The town manager in Provincetown said Monday that his Outer Cape community is making strong progress in fighting a COVID-19 cluster that infected hundreds of people, including many who were fully vaccinated.
“We are well on our way to containment,” Town Manager Alex Morse wrote in a Facebook posting, adding that as of Monday, the total number of active cases among Provincetown residents had decreased to 59.
He said the number of people recovering from the virus each day “far exceeds” the number of new cases being reported.
“We are optimistic this will continue,” he wrote.
According to Morse, the test positivity rate has plummeted from a high of 15 percent on July 15 to a “new low” of 3.3 percent Saturday and 4 percent Sunday.
“A test positivity rate of <5% is considered progress towards cluster containment, while a testing positivity rate of <1% is considered contained,” Morse wrote.
His update Monday followed a CDC report released Friday which indicated that scientists reviewing the Provincetown outbreak made the startling discovery that vaccinated people who become infected can carry as much of the virus as unvaccinated patients.
Officials have put the total number of cases associated with the cluster at around 900, including 231 Provincetown residents.
Most of the infections are from the Delta variant. Authorities have said about three-quarters of the infected people had been vaccinated.
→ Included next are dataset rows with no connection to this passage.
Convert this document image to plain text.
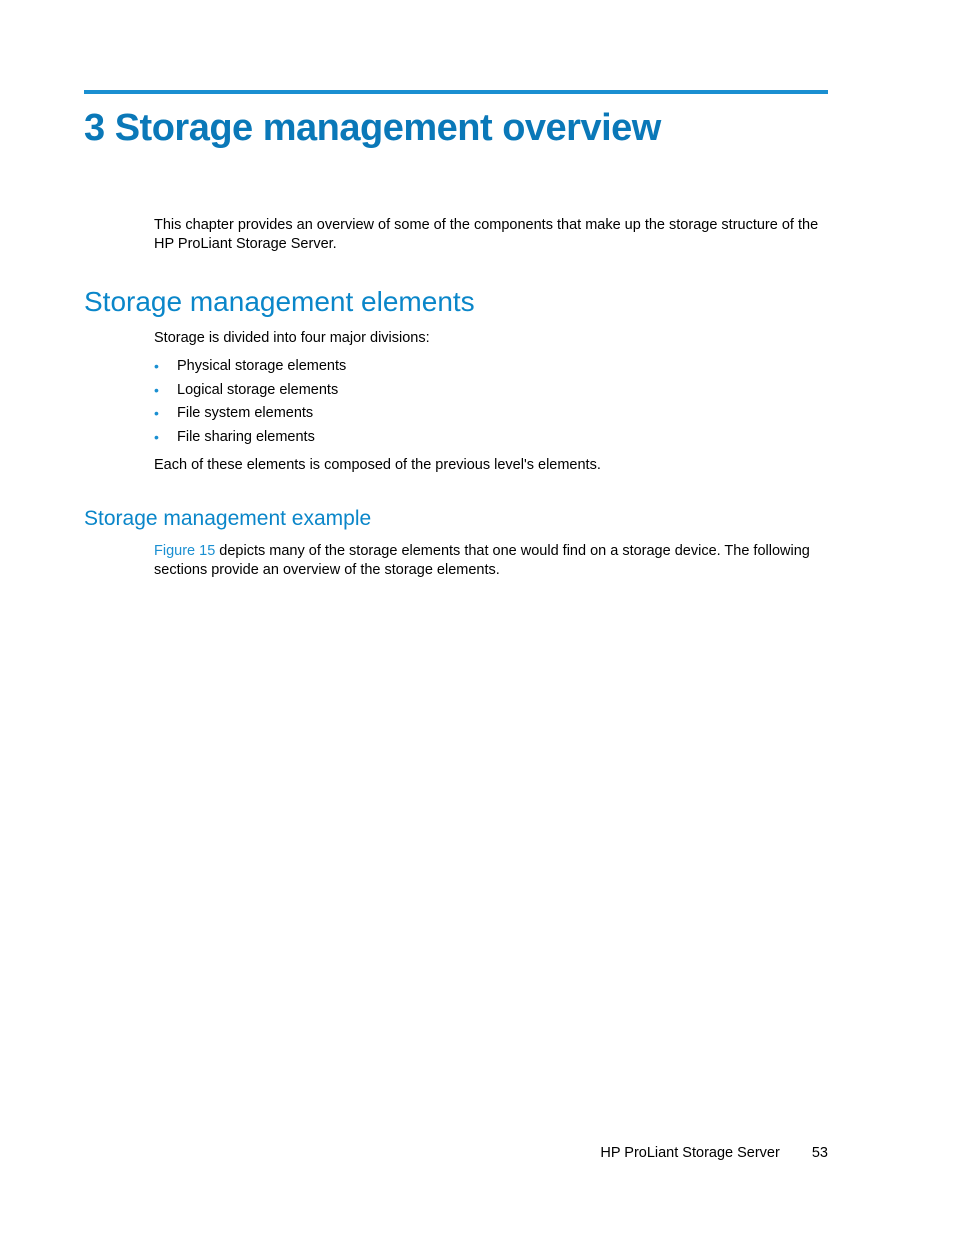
3 Storage management overview

This chapter provides an overview of some of the components that make up the storage structure of the HP ProLiant Storage Server.

Storage management elements

Storage is divided into four major divisions:

• Physical storage elements
• Logical storage elements
• File system elements
• File sharing elements

Each of these elements is composed of the previous level's elements.

Storage management example

Figure 15 depicts many of the storage elements that one would find on a storage device. The following sections provide an overview of the storage elements.

HP ProLiant Storage Server 53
The CDC report looked at 469 COVID-19 cases identified among Massachusetts residents who had traveled to Provincetown between July 3 and July 17, including 346 fully vaccinated people. About 274 of the vaccinated people with so-called breakthrough infections showed symptoms, most commonly cough, headache, sore throat, muscle pain, and fever.
Testing identified the highly contagious Delta variant in 90 percent of specimens from 133 patients.
Public health authorities have continually emphasized that breakthrough infections are rare, and that vaccinated people who contract the virus are unlikely to become severely ill.
“What’s abundantly clear is that the vaccines are working. There were only a few hospitalizations and there were no deaths. In addition, the outbreak came under control quickly,” Sam Scarpino, the managing director of pathogen surveillance at the Rockefeller Foundation, said in an e-mail.
“Given the high case rates across the US, we need to focus on NPIs [non-pharmaceutical interventions], e.g., masking and testing, to ensure that unvaccinated children and individuals with health conditions that prevent vaccination and/or the development of full immunity are protected. However, even against Delta, the vaccines are protecting individuals from severe disease and interrupting transmission,” said Scarpino, who is an affiliate professor at Northeastern University.
Provincetown has one of the state’s highest vaccination rates, with virtually all eligible residents fully vaccinated, state data show. Even though most infections have not led to severe illness, the outbreak has shown that the virus can still raise alarm — and thwart people’s summer plans — in places with high vaccination rates.